Flannery O'Connor: The Cartoons

Current price: $22.99
Publication Date: July 16th, 2012
Publisher:
Fantagraphics
ISBN:
9781606994795
Pages:
144

Description

Before she became a literary legend, she wanted to be a cartoonist.

Flannery O’Connor was among the greatest American writers of the second half of the 20th century; she was a writer in the Southern tradition of Eudora Welty, William Faulkner, and Carson McCullers, who wrote such classic novels and short stories as Wise Blood, The Violent Bear It Away, and “A Good Man is Hard to Find.” She is perhaps as well known for her tantalizing brand of Southern Gothic humor as she is for her Catholicism. That these tendencies should be so happily married in her fiction is no longer a surprise. The real surprise is learning that this much beloved icon of American literature did not set out to be a fiction writer, but a cartoonist. This seems to be the last well-kept secret of her creative life.

Flannery O’Connor: The Cartoons, the first book devoted to the author’s work in the visual arts, emphasizes O’Connor’s most prolific period as a cartoonist, drawing for her high school and college publications in the early 1940s. While many of these images lampoon student life and the impact of World War II on the home front, something much more is happening. Her cartoons are a creative threshing floor for experimenting and trying out techniques that are deployed later with such great success in her fiction.

O’Connor learns how to set up and carry a joke visually, how to write a good one-liner and set it off against a background of complex visual narration. She develops and asserts her taste for a stock set of character types, attitudes, situations, exaggerations, and grotesques, and she learns how to present them not to distort the truth, but to expose her vision of it.

She worked in both pen & ink and linoleum cuts, and her rough-hewn technique combined with her acidic observations to form a visual precursor to her prose. Fantagraphics is honored to bring the early cartoons of this American literary treasure to a 21st century readership.

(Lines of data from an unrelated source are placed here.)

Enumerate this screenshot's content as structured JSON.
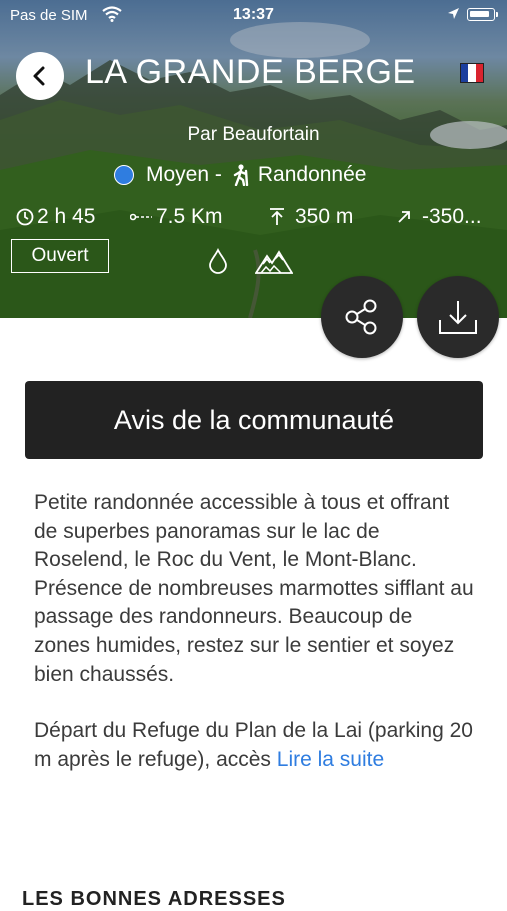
{
  "status_bar": {
    "carrier": "Pas de SIM",
    "time": "13:37"
  },
  "header": {
    "title": "LA GRANDE BERGE",
    "author": "Par Beaufortain",
    "difficulty": "Moyen -",
    "activity": "Randonnée",
    "language_flag": {
      "name": "french-flag",
      "colors": [
        "#1c3f9e",
        "#ffffff",
        "#d9232e"
      ]
    }
  },
  "stats": {
    "duration": "2 h 45",
    "distance": "7.5 Km",
    "ascent": "350 m",
    "descent": "-350..."
  },
  "badges": {
    "status": "Ouvert"
  },
  "icons": [
    "back-icon",
    "clock-icon",
    "distance-icon",
    "ascent-icon",
    "descent-icon",
    "hiker-icon",
    "water-drop-icon",
    "mountain-icon",
    "share-icon",
    "download-icon"
  ],
  "community_button": "Avis de la communauté",
  "description": {
    "paragraph1": "Petite randonnée accessible à tous et offrant de superbes panoramas sur le lac de Roselend, le Roc du Vent, le Mont-Blanc. Présence de nombreuses marmottes sifflant au passage des randonneurs. Beaucoup de zones humides, restez sur le sentier et soyez bien chaussés.",
    "paragraph2": "Départ du Refuge du Plan de la Lai (parking 20 m après le refuge), accès",
    "read_more": "Lire la suite"
  },
  "next_section": {
    "title": "LES BONNES ADRESSES"
  },
  "colors": {
    "accent": "#2f7de0",
    "dark_button": "#222222",
    "fab": "#2a2a2a",
    "difficulty_dot": "#2f7de0"
  }
}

For an audience resistant to your views, O’Connor once wrote, “draw large and startling figures.” In her fiction, as in her cartoons, these shocks to the system never come without a laugh.

About the Author

Flannery O'Connor was born in 1925 and died in 1964 after spending her life in Georgia.

Barry Moser (born 1940) is a renowned artist, most famous as a printmaker and illustrator of numerous works of literature, including Lewis Carroll's Alice's Adventures in Wonderland and Through the Looking- Glass, The Bible and Moby-Dick. He is a Professor in Residence and Printer to the College at Smith College. His works have been displayed in such places as the British Museum, the Metropolitan Museum, Harvard, and the Library of Congress. He lives in Western Massachusetts.

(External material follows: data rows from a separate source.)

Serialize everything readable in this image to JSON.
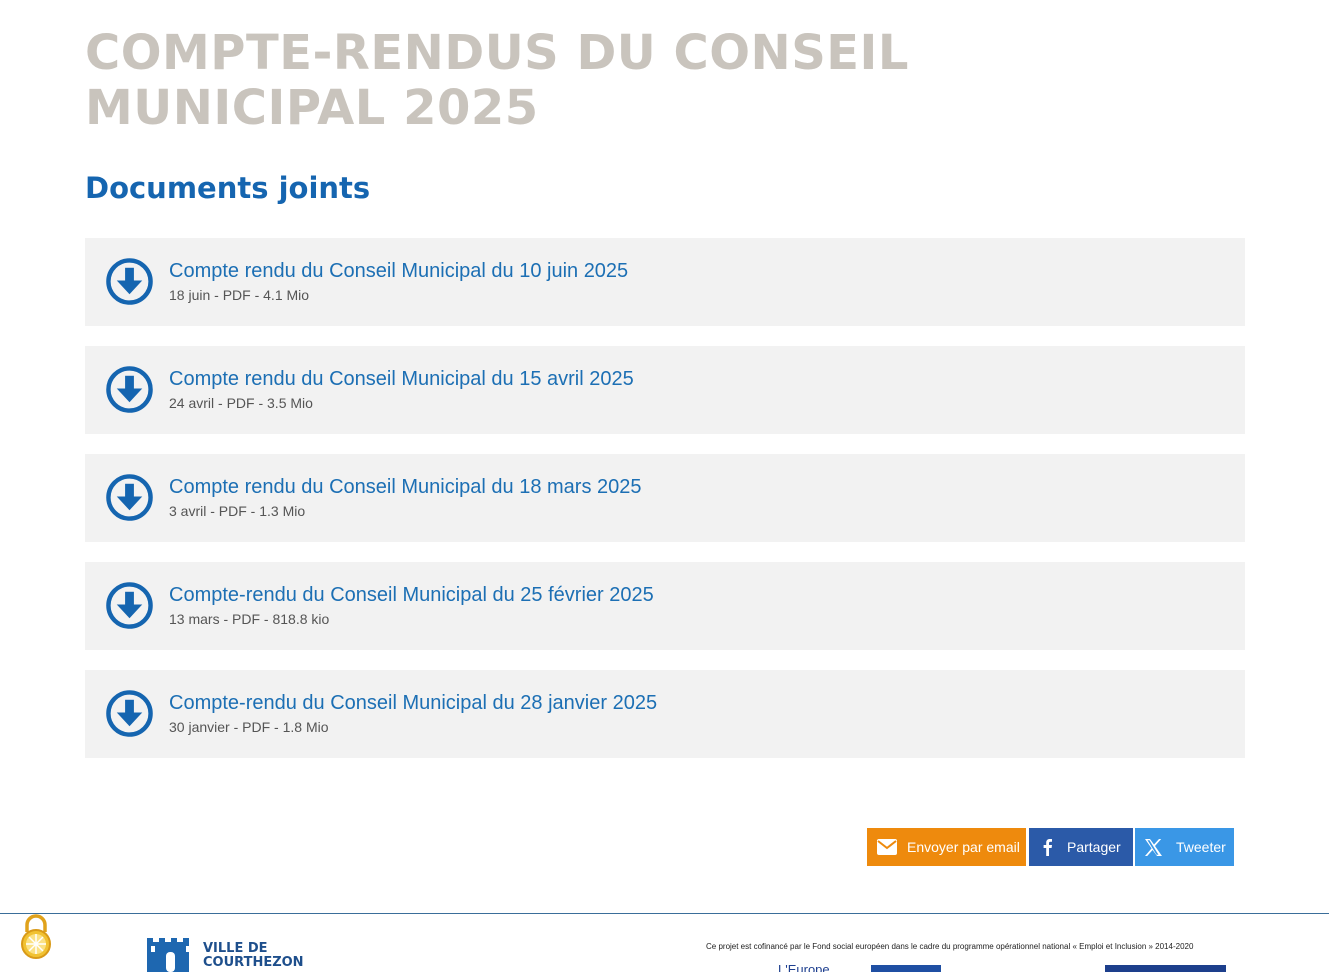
{
  "page": {
    "title": "COMPTE-RENDUS DU CONSEIL MUNICIPAL 2025",
    "section_title": "Documents joints"
  },
  "documents": [
    {
      "title": "Compte rendu du Conseil Municipal du 10 juin 2025",
      "meta": "18 juin - PDF - 4.1 Mio"
    },
    {
      "title": "Compte rendu du Conseil Municipal du 15 avril 2025",
      "meta": "24 avril - PDF - 3.5 Mio"
    },
    {
      "title": "Compte rendu du Conseil Municipal du 18 mars 2025",
      "meta": "3 avril - PDF - 1.3 Mio"
    },
    {
      "title": "Compte-rendu du Conseil Municipal du 25 février 2025",
      "meta": "13 mars - PDF - 818.8 kio"
    },
    {
      "title": "Compte-rendu du Conseil Municipal du 28 janvier 2025",
      "meta": "30 janvier - PDF - 1.8 Mio"
    }
  ],
  "share": {
    "email_label": "Envoyer par email",
    "facebook_label": "Partager",
    "x_label": "Tweeter"
  },
  "footer": {
    "logo_line1": "VILLE DE",
    "logo_line2": "COURTHEZON",
    "cofinance_text": "Ce projet est cofinancé par le Fond social européen dans le cadre du programme opérationnel national « Emploi et Inclusion » 2014-2020",
    "europe_text": "L'Europe"
  },
  "colors": {
    "accent": "#1565b0",
    "title_gray": "#c9c4bd",
    "email": "#ee8a0d",
    "facebook": "#2b5aa8",
    "x": "#3a97e6"
  }
}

An independent scholar specializing in the literature of the American South, Kelly Gerald holds B.S., M.A., and Ph.D. degrees in English as well as a second Master’s degree in philosophy and religion. Her previous publications include work on Flannery O’Connor, Eudora Welty, William Faulkner, and Cormac McCarthy. Kelly works as senior writer-editor and director of media relations for the Phi Beta Kappa Society in Washington, D.C. and part-time as an Associate Professor of English for University of Maryland University College.

Praise for Flannery O'Connor: The Cartoons

She was a master of Southern Gothic literature... But in the early ‘40s, Flannery O’Connor drew raw and biting comics, which are now collected in Flannery O’Connor:The Cartoons. Mostly tackling school and propriety, they’re a pitch­-black hoot.


— Culture

The images – rendered in black­-and­-white in a stylistically wobbly hand – demonstrate the thinly veiled dark humor and snappy dialogue O’Connor would come to perfect in her short stories. She was often the butt of her own jokes: the none­-too­-perfect girl. . . An engrossing and entertaining look at the blossoming talents of one of literature’s great iconoclasts.